Easy to digest carbohydrates are one of the most important parts of any cyclist’s diet. You should be consuming enough starch and sugars in order to produce the glucose and glycogen your body needs. In order to replenish these stores just before or after a ride, you should consume easy-to-digest carbs such as rice, quinoa, oatmeal, pasta, sweet potatoes and green and leafy vegetables.
On a similar strain to carbohydrates, easy to absorb proteins are a must-have in any cyclist’s diet, whether you’re catering for daily nutrition or a training regime.
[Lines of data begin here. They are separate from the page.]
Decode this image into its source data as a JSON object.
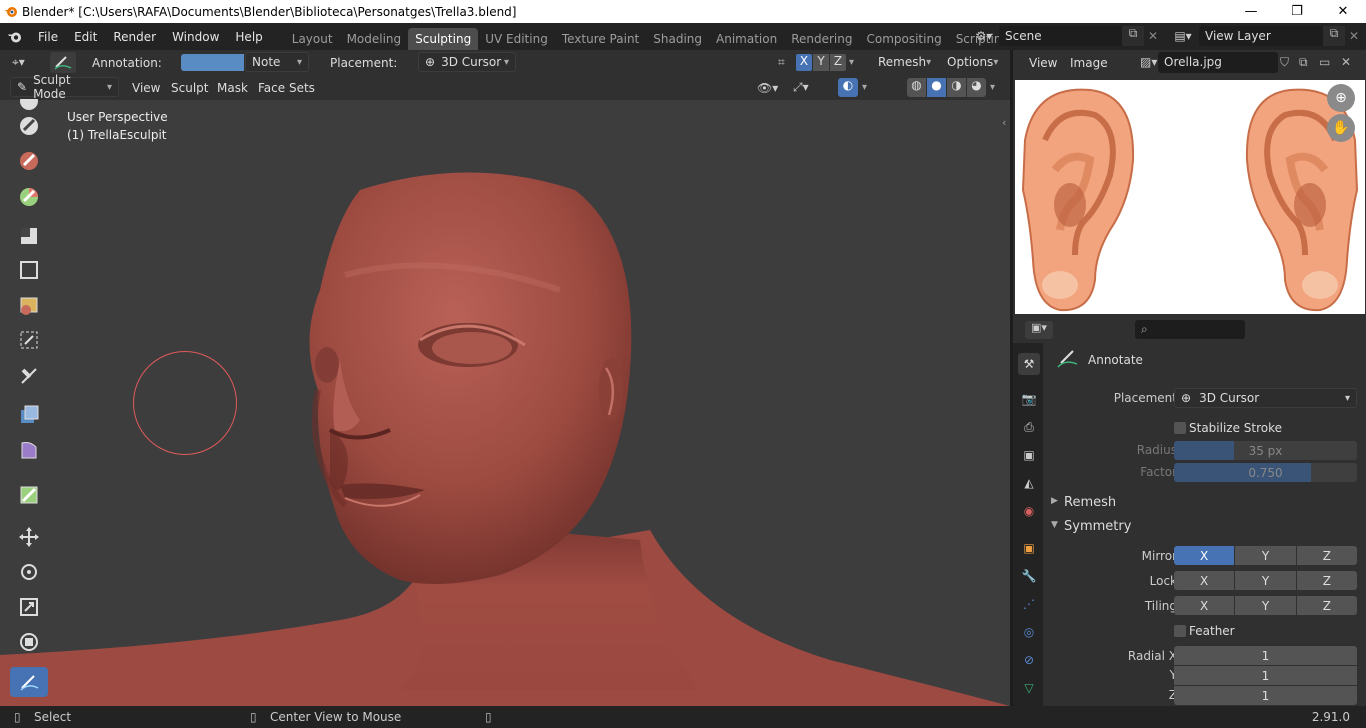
{
  "titlebar": {
    "title": "Blender* [C:\\Users\\RAFA\\Documents\\Blender\\Biblioteca\\Personatges\\Trella3.blend]",
    "minimize": "—",
    "maximize": "❐",
    "close": "✕"
  },
  "menu": {
    "items": [
      "File",
      "Edit",
      "Render",
      "Window",
      "Help"
    ]
  },
  "workspaces": {
    "tabs": [
      "Layout",
      "Modeling",
      "Sculpting",
      "UV Editing",
      "Texture Paint",
      "Shading",
      "Animation",
      "Rendering",
      "Compositing",
      "Scripting"
    ],
    "active": "Sculpting",
    "add": "+"
  },
  "scene": {
    "label": "Scene"
  },
  "view_layer": {
    "label": "View Layer"
  },
  "tool_header": {
    "annotation_label": "Annotation:",
    "note_label": "Note",
    "placement_label": "Placement:",
    "placement_value": "3D Cursor",
    "axis_x": "X",
    "axis_y": "Y",
    "axis_z": "Z",
    "remesh": "Remesh",
    "options": "Options"
  },
  "viewport_header": {
    "mode": "Sculpt Mode",
    "menus": [
      "View",
      "Sculpt",
      "Mask",
      "Face Sets"
    ]
  },
  "viewport": {
    "perspective": "User Perspective",
    "object": "(1) TrellaEsculpit"
  },
  "image_editor": {
    "view": "View",
    "image": "Image",
    "filename": "Orella.jpg"
  },
  "properties": {
    "tool_name": "Annotate",
    "placement_label": "Placement",
    "placement_value": "3D Cursor",
    "stabilize_label": "Stabilize Stroke",
    "radius_label": "Radius",
    "radius_value": "35 px",
    "radius_fraction": 0.33,
    "factor_label": "Factor",
    "factor_value": "0.750",
    "factor_fraction": 0.75,
    "remesh_panel": "Remesh",
    "symmetry_panel": "Symmetry",
    "mirror_label": "Mirror",
    "lock_label": "Lock",
    "tiling_label": "Tiling",
    "axes": [
      "X",
      "Y",
      "Z"
    ],
    "feather_label": "Feather",
    "radial_x_label": "Radial X",
    "radial_y_label": "Y",
    "radial_z_label": "Z",
    "radial_x": "1",
    "radial_y": "1",
    "radial_z": "1"
  },
  "status": {
    "select": "Select",
    "center": "Center View to Mouse",
    "version": "2.91.0"
  },
  "colors": {
    "accent": "#4772b3",
    "skin": "#a14f45",
    "viewport_bg": "#3d3d3d",
    "brush_circle": "#e05a5a"
  }
}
Some of the most easily digestible proteins include protein powders (e.g. milkshakes), eggs, cottage cheese, fish, Greek yoghurt and chicken.
For a real boost of energy, you’ll need to be consuming enough healthy fats. While you should typically avoid overly fatty foods, those with fatty acids are a great way to train your body into using fat reserves for riding, rather than sugars. This way, you won’t need to rely fully on carbohydrates. Some of the healthier fat-holding foods include avocado, full-fat dairy products, olive oils, coconut oil and nuts.
- Foods Rich In Glutathione
Glutathione can help your cells to better utilise the oxygen that your body is absorbing throughout any standard day, or any training regime. They can help you to optimise the way your body functions by improving oxygen saturation throughout your blood and muscles. These foods include garlic, onions, bioactive whey protein and cruciferous vegetables including cauliflower, cabbage, kale, cress and more.
In order to develop strong bones, your body needs plenty of vitamin D and calcium. Vitamin D is essential in aiding the process, of building strong bones and while sun exposure is typically the best way to get that much-needed boost, there are a few foods to add to your diet that can help, particularly in the duller months. For a vitamin D boost, try foods like fatty fish, beef liver, eggs and cheese.
As with vitamin D, calcium is crucial in the production of strong bones. If you’re low on calcium, you are at a higher risk of stress fractures and bone breakage through other injuries, however it’s easy to give your body the boost it needs. Along with dairy products, other foods rich in calcium include green, leafy vegetables, sunflower seeds, clams, figs, sweet potatoes and broccoli.
Omega-3 is a great food to eat as part of an anti-inflammatory diet. It can protect your body against fatigue-induced illnesses and are also high in antioxidants. Foods to consider that are rich in omega-3 acids include berries, vegetables, egg yolks, nuts, seeds, citrus fruits and, of course, fatty fish.